I think what differentiates real, professional electricians though–i.e., from a handyman or do-it-yourselfer–is not in how they install the fixtures but in how they fish wires through. The real electricians seems to take pride in getting new outlets in almost anywhere so you have to scratch you head, “how did they get a wire in there?”; I guess they just have the experience to know what’s behind the walls.

July 5, 2006

My House is Giving Me Anxiety Attacks

Filed under: House Blog — marcstober @ 9:57 am

Yes, really. But it’s not about me, it’s about the house. We met with a couple architects last week and the main take-away is that what we thought was a lot of money, is only a fraction of what we’ll need to do what we want.

The main issue seems to be that our sunroom is on footings. Even though this space is insulated and seems sturdy, we really need to tear it down and build a proper foundation if we want to use that space as our new kitchen. My gut feeling agrees with this; footings are OK but we’ll have a much more valuable home if we do a real addition.

The good news, however, is that once we build such a foundation it’s only marginally more expensive to build it two stories up and include a master bath. I’ve thought that the lack of a master bath is the #1 reason I’d want to move someday, so this is exciting.

What this leaves open is the question of whether we try to make some small alterations, like a patio door off the living room and/or squeezing a half bath out of a corner of the kitchen, or just wait until we can do the “whole enchilada.” It’s going to be a frustrating few years if we don’t do these things in the meantime; on the other hand, why go broke making changes I’m never really going to be happy with?

(Doing some quick calculations at ELoan, borrowing the amount we need will cost about the same per month as Hannah’s daycare – so there is hope we can do what we want when we have school-age kids and still have years to enjoy it, but when the only toilet in the house is clogged who can think that long-term?)

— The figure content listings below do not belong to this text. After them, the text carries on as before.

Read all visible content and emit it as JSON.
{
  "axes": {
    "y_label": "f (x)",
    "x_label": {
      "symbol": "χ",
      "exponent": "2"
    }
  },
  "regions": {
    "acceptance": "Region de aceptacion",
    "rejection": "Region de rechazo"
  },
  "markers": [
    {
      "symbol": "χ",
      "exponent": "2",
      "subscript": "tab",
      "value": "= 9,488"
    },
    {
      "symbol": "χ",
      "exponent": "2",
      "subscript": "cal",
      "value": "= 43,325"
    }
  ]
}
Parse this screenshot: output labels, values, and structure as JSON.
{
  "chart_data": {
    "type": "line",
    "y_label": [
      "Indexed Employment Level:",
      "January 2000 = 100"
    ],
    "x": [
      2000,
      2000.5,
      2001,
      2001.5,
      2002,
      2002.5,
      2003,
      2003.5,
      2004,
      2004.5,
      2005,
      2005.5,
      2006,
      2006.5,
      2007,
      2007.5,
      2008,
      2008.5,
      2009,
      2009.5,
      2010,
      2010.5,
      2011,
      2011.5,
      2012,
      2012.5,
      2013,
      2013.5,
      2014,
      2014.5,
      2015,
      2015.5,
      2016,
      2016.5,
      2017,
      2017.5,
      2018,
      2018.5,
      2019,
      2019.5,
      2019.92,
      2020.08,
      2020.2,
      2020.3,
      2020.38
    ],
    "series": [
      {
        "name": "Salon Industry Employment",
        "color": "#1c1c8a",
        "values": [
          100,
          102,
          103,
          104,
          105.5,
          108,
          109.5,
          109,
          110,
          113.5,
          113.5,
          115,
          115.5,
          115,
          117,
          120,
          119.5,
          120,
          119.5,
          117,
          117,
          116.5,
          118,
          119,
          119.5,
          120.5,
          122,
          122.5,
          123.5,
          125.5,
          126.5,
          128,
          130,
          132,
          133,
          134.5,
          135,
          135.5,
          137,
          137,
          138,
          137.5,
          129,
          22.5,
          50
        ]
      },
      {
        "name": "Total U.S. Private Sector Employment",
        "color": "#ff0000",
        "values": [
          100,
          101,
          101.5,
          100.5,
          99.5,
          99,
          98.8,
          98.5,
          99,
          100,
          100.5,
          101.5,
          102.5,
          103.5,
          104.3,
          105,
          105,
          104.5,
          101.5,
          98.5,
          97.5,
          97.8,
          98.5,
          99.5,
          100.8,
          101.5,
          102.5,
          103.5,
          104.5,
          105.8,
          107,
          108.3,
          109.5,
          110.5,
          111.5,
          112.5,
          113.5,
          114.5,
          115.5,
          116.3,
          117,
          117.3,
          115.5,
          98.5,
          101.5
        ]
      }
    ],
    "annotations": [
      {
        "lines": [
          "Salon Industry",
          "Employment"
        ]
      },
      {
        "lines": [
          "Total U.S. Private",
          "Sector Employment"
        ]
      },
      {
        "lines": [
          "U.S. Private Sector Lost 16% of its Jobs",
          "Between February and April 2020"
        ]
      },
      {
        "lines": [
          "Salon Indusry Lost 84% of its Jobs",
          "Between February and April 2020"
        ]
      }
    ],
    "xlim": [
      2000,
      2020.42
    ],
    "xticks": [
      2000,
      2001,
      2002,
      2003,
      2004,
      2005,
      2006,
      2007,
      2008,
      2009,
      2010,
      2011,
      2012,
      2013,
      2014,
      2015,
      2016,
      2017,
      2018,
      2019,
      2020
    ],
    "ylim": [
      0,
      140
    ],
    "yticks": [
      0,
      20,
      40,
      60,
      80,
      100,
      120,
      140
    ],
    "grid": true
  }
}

The other take-away from our meetings is that we might as well get started on certain improvements, such as HVAC improvements, separately. This is all well and good but I was really hoping that we’d be able to turn things over to a builder for a few months, and basically just bear with the dust knowing that we’d have a nice house when it was done. Instead it seems like there is no end in sight to the cycle of missing work to make calls, get estimates, let people in and generally play part-time project manager. And I think it’s this that’s going to keep with awake with anxiety at night for at least the next few years.